Yeah, I considered that, could be a reasonable addition (and perhaps primary method for spectrograms, obviously not helpful when using a time domain network).
Think you’d need to do some performance testing to know if it was better, and how much. It’d mean you’d be using less efficient FFT window lengths on longer chunks for various of the rates, i.e. if you were ‘resampling’ to 16000 via that method with nfft=1024
at a rate of 16000 it would mean a 22050 sample would need to be STFT’d with nfft=1411
(I think, quick calc). Whether the repeated FFTs of less efficient and longer windows would outweigh the advantage of just resampling in the first place, in particular for smaller hops where it will matter more, I don’t know. Given the FFT method is the most efficient way to resample on GPU i’d suspect it would probably be a net performance gain (except maybe at very small hop lengths), but it is a somewhat complex performance tradeoff.
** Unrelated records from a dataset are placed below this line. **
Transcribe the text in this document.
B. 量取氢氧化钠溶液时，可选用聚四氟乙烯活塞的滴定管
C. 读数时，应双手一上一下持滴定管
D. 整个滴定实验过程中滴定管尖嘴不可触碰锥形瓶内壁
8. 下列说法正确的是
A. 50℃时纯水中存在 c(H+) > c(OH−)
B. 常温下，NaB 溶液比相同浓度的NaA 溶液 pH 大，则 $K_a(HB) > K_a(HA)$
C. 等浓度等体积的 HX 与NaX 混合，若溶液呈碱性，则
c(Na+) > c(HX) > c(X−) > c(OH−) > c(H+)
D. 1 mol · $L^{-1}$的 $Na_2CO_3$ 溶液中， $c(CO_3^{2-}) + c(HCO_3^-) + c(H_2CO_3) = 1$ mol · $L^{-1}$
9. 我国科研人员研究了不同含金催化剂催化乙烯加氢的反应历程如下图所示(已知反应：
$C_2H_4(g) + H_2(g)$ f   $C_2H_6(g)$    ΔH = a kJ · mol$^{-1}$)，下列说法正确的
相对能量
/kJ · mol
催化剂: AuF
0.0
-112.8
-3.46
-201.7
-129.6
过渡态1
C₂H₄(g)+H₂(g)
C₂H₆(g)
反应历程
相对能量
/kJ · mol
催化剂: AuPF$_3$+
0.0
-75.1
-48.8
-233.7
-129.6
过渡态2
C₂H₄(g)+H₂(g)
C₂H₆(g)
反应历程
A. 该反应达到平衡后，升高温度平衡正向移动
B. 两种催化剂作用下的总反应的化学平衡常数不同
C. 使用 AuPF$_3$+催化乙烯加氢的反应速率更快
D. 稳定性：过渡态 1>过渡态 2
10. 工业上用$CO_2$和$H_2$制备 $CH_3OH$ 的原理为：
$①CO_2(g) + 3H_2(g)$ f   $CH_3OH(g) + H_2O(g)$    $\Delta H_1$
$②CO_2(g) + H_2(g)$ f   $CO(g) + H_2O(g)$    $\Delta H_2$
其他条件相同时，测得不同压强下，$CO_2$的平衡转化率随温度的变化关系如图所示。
Then there’s the question of whether the performance gain is worth the extra complexity. It also doesn’t just affect the spectrogram creation, you’d have to adapt things like the mel filterbank for the differing numbers of FFT bins.
Edit: Oh, and when thinking it through I realised that this only really works with mel filtering. Otherwise you are just left with different FFT resolutions for each sample rate and need to basically resample the FFT frequency data which seems unlikely to end up being a worthwhile method. With mel filtering (or similar frequency re-binning) you can just adapt the mel filterbank to each nfft
.
Edit2: Oops, that’s wrong, you don’t need mel filtering, given appropriate scaling of nfft
you just need to select the first x
bins where x
is the nfft
at your standardised rate. So in the above example, the first 1024 bins of the 1411 bins from the 22050 clip should be identical to the ones from 16000 clip. So just the performance issue of whether the larger number (due to overlap with hop) of less efficient lengths are better than one longer (perhaps also inefficient) FFT to resample in the first place.